Он еще ждал, ждал, что ночь еще раз даст знать о себе, шепнет ему в утешение что-то непреложное, что своим журчащим ропотом она еще раз пробудит в нем томление. Это и надеждой уже нельзя было назвать, скорее надеждой на надежду, и не бегством от безвременности, скорее бегством от бегства. Времени больше не было, и не было больше ни томления, ни надежды — ни для жизни, ни для умирания; не было больше ночи. Не было больше и ожидания, разве что нетерпение, ожидавшее нетерпения. Он скрестил руки, и большой палец левой руки касался камня в перстне. Так он сидел, чувствуя коленом теплое плечо мальчика, придвинувшееся, чтобы опереться, но не опершееся, и ему отчаянно хотелось разжать цепенеющие, скрещенные руки и незаметным сторожким движением погладить черные как ночь детские вихры, на которые смотрел он сверху, погладить, чтобы ощутить под пальцами ночное цветение, ночную человеческую теплоту по-ночному податливой жизни, чтобы предаться ночному томлению по томлению; он, однако, не шевелился, и наконец, как ни трудно ему было прервать неподвижность ожидания, он пересилил себя и сказал:
— Слишком поздно.
Мальчик медленно поднял к нему лицо — так понимающе и так вопрошающе, будто ему что-то прочитали вслух и сейчас последует продолжение, и, повинуясь этому вопросу, с нежностью приблизив свое лицо к лицу мальчика, он повторил чуть слышно:
— Слишком поздно.
Было ли это еще ожиданием? Разочаровало ли его, что ночь более не шелохнулась, что мальчик не шелохнулся, а лишь устремил на него свой мальчишеский взгляд — сероглазый, детский, пристальный, вопрошающий? Вдруг прорвалось нетерпение, которого он так жаждал:
— Да, поздно уже… ступай на праздник. — Внезапно он почувствовал себя не просто старым, а дряхлым; земной состав его напомнил о себе потребностью заснуть, отдаться дремотной неге, желанием погрузиться в беспамятство и забыть это «никогда больше»; бессильно обвисли щеки, и нещадный стал мучить позыв к кашлю, столь сильный, что стремление остаться одному, без сторонних глаз, одержало верх.

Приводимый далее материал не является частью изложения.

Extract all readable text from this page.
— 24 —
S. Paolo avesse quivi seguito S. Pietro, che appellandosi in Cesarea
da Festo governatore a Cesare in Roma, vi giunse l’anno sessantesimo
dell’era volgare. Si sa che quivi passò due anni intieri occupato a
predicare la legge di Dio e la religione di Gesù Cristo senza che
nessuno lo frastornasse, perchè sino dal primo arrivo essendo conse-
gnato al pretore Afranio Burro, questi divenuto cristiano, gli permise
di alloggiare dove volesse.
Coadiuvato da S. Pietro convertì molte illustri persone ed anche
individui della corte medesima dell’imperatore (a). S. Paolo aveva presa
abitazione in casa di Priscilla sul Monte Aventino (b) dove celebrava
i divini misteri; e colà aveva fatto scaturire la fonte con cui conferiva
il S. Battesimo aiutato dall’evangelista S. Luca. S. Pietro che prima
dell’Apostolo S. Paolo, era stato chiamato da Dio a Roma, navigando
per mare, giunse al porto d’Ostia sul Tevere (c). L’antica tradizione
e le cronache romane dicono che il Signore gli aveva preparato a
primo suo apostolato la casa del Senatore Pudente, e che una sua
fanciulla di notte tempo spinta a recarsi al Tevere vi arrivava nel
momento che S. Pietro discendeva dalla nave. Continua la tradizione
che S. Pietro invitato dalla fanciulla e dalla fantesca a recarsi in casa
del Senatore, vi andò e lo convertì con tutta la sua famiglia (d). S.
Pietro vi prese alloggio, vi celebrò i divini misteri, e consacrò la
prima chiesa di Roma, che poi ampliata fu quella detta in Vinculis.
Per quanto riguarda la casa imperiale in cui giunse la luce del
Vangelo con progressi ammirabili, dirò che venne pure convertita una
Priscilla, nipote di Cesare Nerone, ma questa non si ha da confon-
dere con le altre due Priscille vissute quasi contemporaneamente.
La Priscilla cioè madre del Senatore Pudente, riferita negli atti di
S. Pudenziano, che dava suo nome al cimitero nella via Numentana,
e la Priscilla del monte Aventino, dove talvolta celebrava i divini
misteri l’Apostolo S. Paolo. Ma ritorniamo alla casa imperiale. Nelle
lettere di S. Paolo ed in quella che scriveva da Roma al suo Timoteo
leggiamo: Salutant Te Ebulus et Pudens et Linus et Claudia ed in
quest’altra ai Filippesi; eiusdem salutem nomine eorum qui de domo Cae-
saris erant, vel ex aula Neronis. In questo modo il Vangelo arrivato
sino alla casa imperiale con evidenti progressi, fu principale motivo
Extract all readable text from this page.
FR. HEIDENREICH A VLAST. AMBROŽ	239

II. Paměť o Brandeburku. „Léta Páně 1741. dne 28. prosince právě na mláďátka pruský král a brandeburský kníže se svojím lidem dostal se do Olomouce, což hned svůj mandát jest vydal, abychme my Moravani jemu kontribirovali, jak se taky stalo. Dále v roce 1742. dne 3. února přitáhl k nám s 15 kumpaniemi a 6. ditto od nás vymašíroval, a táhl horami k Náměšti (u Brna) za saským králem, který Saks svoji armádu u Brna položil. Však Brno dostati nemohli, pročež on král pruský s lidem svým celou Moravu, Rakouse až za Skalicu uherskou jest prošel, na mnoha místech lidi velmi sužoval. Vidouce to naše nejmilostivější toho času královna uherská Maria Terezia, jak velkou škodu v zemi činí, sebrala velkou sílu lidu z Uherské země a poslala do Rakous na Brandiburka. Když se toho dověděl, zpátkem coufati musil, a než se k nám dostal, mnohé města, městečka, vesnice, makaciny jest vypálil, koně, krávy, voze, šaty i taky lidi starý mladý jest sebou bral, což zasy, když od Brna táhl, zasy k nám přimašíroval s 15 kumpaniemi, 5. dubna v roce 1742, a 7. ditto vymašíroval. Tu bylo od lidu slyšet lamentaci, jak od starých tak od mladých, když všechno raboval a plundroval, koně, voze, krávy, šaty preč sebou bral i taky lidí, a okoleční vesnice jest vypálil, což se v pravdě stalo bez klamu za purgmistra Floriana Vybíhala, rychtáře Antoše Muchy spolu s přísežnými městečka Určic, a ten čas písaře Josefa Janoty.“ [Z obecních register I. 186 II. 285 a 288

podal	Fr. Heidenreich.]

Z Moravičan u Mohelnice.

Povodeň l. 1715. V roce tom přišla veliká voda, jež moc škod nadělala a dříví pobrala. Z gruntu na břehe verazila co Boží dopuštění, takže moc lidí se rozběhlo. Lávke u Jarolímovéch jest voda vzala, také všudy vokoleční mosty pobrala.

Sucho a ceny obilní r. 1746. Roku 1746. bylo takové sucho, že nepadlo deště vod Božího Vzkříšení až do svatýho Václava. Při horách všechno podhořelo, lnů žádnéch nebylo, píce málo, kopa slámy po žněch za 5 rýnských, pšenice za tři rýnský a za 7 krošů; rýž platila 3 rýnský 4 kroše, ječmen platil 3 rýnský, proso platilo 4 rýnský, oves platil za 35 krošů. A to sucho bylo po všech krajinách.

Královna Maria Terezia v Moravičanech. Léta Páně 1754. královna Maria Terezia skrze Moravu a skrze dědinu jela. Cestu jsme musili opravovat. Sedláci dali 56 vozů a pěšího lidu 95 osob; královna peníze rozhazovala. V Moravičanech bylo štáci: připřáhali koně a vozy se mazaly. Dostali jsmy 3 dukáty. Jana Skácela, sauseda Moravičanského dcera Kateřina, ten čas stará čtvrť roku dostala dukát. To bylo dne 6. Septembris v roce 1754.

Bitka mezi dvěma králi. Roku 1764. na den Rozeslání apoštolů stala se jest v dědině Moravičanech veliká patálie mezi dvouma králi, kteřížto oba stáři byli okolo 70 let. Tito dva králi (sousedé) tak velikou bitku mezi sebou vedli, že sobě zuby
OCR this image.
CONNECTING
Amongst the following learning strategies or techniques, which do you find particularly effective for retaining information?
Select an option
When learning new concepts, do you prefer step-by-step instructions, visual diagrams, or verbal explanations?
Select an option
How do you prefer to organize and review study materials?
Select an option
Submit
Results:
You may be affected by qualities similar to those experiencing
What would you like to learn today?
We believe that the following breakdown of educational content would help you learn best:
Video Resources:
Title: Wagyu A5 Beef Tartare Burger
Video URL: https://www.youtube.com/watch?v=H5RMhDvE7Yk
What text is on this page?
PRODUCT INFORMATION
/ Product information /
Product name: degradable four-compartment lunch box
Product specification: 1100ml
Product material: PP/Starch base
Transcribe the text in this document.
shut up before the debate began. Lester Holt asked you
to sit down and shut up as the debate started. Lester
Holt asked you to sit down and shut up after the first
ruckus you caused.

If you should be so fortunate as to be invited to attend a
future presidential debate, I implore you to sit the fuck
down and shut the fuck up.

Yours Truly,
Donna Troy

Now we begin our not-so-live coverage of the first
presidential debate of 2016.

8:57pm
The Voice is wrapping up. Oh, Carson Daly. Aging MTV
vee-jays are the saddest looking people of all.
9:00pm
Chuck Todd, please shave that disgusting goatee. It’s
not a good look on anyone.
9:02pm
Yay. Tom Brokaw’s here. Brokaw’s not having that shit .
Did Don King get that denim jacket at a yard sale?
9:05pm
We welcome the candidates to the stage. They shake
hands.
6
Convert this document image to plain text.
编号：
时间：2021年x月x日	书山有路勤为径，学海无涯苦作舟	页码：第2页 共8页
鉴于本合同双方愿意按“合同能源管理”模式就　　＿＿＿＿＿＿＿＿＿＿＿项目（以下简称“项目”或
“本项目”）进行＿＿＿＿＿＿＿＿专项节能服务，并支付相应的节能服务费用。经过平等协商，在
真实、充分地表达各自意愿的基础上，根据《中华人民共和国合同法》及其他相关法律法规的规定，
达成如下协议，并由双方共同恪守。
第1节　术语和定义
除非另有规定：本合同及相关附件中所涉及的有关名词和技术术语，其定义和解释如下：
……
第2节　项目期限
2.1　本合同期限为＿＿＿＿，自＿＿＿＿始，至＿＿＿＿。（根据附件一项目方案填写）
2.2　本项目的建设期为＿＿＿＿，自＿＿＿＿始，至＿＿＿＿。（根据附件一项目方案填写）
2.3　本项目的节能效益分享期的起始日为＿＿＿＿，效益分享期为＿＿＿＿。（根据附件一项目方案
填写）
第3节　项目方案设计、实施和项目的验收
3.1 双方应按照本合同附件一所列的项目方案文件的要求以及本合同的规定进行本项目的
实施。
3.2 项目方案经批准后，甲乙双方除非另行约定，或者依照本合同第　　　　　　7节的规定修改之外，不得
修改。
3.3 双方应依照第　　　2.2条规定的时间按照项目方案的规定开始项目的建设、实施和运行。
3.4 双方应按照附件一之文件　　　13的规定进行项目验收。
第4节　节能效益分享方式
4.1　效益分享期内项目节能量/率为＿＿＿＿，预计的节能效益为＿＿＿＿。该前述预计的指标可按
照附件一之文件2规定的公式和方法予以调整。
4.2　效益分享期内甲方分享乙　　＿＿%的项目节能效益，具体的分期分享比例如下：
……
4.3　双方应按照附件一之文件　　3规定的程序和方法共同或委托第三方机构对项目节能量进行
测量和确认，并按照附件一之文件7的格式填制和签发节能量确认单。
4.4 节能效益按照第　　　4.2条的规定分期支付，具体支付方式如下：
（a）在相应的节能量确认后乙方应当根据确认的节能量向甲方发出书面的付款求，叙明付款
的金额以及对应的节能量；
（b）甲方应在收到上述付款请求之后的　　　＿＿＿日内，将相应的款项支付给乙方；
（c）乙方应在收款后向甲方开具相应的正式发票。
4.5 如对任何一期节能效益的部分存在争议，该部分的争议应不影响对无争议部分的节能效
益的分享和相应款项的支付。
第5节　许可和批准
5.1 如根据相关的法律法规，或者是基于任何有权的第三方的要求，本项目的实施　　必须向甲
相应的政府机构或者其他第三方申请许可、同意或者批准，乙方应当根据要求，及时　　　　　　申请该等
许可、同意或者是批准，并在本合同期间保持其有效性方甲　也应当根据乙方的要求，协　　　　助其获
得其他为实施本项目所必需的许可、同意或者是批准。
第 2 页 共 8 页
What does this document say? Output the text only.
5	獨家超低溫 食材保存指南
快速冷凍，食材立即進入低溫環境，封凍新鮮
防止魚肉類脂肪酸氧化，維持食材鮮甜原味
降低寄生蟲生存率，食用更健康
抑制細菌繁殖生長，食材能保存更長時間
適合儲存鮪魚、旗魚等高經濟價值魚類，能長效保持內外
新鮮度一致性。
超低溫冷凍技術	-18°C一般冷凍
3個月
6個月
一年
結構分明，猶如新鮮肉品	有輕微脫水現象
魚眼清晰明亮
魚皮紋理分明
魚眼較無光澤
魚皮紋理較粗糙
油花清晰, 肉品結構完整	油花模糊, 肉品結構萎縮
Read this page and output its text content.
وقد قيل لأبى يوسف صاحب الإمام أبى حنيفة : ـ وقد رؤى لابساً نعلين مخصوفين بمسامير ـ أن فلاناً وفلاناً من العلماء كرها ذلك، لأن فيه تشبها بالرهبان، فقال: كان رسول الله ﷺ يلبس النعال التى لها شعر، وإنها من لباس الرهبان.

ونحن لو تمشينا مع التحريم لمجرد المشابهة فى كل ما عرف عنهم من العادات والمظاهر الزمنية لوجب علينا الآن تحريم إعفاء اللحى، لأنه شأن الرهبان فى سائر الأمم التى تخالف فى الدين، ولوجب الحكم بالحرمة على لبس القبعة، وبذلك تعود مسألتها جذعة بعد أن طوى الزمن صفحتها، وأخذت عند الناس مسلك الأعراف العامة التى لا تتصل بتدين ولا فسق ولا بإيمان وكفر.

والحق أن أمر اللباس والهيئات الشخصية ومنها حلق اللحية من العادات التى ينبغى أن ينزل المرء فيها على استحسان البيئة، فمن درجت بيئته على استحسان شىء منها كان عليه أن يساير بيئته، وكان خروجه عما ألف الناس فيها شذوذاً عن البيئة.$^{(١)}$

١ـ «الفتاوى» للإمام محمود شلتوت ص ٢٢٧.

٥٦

— Ступай… ступай на праздник, — хрипло выдавил он из себя, простерши вперед руку и словно подталкивая к двери нерешительно упирающегося мальчика, хотя рука его мальчика не касалась. — Ступай… ступай… — прохрипело снова в его уже задыхающемся горле, а когда вслед за тем он и вправду остался один, ему показалось, будто в грудь вонзилась черная молния, кашель вырвался на волю, мешая ночь с кровью, безликий мучитель, сотрясающий, взрывающий, разверзаясь и лопаясь, оцепенение, уносящий сознание, удушливая судорога на краю бездны; когда же приступ миновал, он воспринял как чудо, что на сей раз не был повергнут в эту бездну, что все еще раз обошлось и он вновь слышит, как журчит стенной фонтанчик и потрескивают свечи. Он с большим усилием дотащился из кресла до постели, рухнул на нее и остался недвижим.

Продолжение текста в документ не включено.